Necrosis

Chambers's Encyclopaedia, Volume 7: Maltebrun to Pearson, p. 426

Necrosis (Gr. nekros, 'dead') is a term employed to denote the death or mortification of bone, but often restricted to the cases in which a considerable part of the shaft of a long bone dies, either directly from injury or from violent inflammation, and is enclosed by a layer of new bone; the death of a thin superficial layer which is not enclosed in a shell of new bone being usually termed exfoliation, and the more gradual destruction of cancellous tissue Caries (q.v.). The bones of the lower extremity—the femur and tibia—are those which are most frequently affected by necrosis, but any bone may be the seat of the process. The jawbones, however, very often suffer from it in persons engaged in making lucifer matches, the disease being induced by the pernicious action of the vapour of phosphorus.
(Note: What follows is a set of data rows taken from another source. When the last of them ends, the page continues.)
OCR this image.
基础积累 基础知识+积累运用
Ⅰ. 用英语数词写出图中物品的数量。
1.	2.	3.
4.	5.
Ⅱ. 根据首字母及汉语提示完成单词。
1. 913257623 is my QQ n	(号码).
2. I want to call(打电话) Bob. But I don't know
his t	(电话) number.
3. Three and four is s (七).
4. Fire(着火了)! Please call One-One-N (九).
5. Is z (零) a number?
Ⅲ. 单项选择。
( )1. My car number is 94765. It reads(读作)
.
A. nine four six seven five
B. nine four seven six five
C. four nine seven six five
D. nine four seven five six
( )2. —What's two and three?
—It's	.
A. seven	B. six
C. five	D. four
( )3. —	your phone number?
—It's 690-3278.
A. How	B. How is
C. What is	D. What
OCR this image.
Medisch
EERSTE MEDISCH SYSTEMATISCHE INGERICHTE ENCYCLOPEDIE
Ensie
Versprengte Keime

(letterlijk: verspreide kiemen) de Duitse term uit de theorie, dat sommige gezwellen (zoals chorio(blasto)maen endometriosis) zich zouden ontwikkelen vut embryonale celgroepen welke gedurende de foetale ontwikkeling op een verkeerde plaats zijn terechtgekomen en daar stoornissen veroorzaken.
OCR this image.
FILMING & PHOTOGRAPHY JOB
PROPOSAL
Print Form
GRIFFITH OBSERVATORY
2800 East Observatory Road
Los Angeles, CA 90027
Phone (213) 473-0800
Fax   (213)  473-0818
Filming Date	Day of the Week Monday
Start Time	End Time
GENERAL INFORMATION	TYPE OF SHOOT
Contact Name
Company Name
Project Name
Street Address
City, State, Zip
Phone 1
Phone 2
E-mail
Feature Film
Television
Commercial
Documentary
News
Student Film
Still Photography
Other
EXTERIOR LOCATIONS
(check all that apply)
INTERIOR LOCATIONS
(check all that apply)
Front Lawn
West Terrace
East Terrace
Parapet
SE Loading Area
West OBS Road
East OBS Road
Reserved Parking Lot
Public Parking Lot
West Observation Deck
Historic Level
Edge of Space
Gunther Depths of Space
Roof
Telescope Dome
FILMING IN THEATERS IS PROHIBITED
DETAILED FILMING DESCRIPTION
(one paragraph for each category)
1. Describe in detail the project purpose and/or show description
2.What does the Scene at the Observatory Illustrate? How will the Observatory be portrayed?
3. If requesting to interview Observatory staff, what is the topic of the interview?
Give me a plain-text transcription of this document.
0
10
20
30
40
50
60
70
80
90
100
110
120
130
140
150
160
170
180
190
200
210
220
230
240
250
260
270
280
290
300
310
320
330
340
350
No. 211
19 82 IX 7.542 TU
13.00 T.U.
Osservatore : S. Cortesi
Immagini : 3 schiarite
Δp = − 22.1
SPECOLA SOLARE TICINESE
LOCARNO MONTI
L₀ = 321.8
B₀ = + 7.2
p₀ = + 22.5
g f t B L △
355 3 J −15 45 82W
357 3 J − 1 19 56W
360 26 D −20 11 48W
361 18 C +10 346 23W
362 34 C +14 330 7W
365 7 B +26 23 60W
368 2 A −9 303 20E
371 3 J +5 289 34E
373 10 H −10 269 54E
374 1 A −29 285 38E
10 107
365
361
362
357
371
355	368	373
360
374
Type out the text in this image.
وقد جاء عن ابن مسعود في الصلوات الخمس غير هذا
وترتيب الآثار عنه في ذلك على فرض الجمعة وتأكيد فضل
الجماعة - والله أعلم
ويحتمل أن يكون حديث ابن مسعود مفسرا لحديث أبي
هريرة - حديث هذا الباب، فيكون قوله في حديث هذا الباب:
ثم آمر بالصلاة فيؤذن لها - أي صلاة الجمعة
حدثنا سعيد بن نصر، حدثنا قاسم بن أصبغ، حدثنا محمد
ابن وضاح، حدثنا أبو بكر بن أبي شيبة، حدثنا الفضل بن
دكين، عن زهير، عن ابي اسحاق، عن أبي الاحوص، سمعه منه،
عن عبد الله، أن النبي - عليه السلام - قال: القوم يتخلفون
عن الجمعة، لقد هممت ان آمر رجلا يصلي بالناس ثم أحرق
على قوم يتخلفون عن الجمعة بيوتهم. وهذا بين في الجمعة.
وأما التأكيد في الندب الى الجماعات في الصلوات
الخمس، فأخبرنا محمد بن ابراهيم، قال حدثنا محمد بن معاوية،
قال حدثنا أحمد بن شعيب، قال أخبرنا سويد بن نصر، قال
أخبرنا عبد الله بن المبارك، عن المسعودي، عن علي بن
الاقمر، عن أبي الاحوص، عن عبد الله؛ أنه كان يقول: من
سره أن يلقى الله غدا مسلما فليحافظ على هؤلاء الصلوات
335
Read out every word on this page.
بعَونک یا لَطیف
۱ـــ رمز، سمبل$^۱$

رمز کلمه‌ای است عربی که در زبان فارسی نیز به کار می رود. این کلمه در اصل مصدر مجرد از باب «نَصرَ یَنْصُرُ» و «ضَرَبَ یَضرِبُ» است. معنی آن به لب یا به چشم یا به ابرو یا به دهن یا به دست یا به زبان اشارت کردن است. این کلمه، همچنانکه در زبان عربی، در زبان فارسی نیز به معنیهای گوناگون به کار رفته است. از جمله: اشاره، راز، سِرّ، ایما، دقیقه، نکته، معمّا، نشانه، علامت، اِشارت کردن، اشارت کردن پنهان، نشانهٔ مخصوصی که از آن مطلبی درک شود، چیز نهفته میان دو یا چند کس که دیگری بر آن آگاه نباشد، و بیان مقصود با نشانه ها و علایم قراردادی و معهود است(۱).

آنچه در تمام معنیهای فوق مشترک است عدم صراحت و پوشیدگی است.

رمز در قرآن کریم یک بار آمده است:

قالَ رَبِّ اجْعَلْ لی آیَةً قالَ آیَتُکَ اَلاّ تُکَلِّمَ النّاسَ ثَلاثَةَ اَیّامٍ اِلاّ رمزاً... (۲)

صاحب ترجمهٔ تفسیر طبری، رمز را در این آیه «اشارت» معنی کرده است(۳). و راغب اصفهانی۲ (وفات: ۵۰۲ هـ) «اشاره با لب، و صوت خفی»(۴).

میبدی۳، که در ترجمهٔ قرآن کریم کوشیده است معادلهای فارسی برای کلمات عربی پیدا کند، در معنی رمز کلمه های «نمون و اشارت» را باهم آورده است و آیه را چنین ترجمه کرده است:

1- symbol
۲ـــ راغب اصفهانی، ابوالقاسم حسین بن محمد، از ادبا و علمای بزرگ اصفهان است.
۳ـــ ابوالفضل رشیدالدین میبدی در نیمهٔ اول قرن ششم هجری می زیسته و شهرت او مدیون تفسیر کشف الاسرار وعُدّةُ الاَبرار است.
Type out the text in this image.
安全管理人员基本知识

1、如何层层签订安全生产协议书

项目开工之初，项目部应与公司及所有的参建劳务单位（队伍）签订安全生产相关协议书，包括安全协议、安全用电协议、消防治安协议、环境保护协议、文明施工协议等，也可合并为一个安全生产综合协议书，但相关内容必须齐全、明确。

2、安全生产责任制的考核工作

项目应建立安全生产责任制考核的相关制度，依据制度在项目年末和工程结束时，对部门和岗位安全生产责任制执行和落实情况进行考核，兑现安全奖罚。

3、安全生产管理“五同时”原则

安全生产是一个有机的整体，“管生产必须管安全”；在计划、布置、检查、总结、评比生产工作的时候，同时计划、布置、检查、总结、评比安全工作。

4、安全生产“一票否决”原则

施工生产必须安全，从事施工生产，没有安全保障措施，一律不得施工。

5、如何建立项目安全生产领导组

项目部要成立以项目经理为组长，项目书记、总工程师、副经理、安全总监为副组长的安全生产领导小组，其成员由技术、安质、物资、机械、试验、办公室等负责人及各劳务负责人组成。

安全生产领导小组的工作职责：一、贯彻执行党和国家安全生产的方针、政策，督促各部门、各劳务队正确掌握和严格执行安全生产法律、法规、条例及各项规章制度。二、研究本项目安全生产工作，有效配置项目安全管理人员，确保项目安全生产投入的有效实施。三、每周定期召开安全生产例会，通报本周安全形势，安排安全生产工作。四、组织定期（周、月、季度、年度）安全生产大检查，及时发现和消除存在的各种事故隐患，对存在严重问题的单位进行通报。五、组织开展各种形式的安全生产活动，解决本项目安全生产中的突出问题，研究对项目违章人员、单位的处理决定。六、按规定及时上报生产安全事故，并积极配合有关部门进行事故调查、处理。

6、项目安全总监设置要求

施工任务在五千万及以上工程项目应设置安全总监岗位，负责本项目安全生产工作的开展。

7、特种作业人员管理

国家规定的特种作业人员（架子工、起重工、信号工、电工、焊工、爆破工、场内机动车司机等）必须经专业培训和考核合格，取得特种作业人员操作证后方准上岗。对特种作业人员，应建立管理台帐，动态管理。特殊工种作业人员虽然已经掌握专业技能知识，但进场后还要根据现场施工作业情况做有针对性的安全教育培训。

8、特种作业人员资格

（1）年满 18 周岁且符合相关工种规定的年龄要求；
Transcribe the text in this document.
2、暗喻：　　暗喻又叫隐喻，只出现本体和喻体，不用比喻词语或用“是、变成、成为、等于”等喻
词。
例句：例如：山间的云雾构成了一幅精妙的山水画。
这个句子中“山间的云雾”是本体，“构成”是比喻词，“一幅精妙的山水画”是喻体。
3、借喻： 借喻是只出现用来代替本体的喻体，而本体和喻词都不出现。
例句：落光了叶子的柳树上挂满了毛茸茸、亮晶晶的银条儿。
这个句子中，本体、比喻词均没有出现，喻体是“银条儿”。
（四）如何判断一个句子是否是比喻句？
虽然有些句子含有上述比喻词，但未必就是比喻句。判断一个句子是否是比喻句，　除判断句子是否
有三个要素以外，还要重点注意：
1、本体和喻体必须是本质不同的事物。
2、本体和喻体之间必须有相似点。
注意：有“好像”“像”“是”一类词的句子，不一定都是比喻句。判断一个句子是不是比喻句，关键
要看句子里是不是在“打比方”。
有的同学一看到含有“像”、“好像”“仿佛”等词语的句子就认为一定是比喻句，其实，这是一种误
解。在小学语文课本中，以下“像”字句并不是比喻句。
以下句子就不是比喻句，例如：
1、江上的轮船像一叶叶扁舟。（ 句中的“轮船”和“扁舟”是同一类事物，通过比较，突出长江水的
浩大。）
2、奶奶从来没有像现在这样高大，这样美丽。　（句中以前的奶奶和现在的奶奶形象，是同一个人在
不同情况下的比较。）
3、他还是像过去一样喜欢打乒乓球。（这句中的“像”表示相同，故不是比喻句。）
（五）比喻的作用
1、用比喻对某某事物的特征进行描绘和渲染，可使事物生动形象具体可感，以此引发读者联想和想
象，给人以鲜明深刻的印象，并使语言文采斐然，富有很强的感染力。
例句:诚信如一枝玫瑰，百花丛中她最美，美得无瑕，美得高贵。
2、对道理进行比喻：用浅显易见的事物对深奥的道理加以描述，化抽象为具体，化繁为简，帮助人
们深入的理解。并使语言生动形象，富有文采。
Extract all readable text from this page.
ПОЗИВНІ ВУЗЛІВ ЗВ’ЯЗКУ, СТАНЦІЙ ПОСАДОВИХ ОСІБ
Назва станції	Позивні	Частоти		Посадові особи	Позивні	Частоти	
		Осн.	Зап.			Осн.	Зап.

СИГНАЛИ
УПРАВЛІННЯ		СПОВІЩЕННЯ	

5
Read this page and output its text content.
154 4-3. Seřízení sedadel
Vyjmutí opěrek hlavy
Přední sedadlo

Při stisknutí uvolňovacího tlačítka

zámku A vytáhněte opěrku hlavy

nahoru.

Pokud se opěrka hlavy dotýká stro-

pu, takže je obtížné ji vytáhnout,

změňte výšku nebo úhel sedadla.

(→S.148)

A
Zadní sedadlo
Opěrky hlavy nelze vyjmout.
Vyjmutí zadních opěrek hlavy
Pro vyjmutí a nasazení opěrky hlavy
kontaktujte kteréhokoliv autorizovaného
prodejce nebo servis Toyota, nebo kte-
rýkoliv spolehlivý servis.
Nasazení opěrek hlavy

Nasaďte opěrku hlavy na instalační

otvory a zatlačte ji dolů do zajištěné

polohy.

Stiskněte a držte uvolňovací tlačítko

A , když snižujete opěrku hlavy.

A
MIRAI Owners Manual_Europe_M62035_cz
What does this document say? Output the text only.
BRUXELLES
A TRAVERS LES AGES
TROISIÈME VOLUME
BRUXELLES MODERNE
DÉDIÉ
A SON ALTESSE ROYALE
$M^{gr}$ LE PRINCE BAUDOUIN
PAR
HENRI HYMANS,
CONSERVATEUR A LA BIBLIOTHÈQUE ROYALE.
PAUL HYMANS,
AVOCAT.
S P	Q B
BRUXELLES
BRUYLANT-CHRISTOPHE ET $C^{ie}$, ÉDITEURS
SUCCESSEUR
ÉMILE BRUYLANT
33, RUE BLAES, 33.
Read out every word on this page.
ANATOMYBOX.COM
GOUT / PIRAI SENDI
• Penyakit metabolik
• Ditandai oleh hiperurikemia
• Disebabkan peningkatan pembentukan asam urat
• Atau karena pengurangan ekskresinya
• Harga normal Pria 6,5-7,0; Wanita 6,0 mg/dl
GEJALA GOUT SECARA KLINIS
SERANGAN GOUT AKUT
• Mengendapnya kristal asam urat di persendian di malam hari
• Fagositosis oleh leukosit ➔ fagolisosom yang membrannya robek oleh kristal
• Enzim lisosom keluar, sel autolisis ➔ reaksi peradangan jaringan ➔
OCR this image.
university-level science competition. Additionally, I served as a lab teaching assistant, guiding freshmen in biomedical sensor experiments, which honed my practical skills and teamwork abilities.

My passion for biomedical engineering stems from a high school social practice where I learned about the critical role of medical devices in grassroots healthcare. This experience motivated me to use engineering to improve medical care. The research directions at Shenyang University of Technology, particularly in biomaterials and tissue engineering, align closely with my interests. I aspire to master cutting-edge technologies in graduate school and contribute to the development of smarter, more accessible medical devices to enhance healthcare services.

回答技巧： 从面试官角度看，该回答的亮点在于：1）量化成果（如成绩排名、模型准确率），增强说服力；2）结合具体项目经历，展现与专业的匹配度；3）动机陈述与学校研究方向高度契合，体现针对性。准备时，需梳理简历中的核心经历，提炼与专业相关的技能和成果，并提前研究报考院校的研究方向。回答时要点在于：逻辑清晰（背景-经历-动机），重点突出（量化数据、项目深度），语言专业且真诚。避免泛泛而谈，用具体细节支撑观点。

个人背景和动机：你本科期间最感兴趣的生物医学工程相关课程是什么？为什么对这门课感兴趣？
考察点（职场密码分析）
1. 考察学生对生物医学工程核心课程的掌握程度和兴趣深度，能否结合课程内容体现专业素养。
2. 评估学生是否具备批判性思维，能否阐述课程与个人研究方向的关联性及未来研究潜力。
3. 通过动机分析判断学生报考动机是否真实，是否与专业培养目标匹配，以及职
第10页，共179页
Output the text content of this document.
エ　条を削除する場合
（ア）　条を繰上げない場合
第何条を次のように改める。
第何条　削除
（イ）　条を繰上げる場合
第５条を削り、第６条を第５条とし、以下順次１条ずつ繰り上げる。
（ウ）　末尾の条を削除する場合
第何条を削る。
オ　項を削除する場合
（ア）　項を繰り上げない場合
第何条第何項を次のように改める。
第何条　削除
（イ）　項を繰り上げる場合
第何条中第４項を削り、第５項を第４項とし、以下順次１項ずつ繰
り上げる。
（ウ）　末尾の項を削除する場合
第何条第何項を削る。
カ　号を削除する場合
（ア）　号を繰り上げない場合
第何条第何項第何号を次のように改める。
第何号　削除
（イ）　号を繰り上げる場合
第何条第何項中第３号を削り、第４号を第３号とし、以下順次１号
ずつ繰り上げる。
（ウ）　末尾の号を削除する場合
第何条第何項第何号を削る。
The more general use of red or amorphous phosphorus for this purpose has rendered necrosis of the jaws much less common. The dead bone, known as the sequestrum, presents a rough appearance, as if worm-eaten. If the membrane investing the bone (the periosteum) remain healthy, it deposits lymph, which speedily ossifies, forming a shell of healthy bone, which completely invests the dead portion. The essential point in the treatment is the removal of the sequestrum, which is too purely a surgical operation to be described in these pages.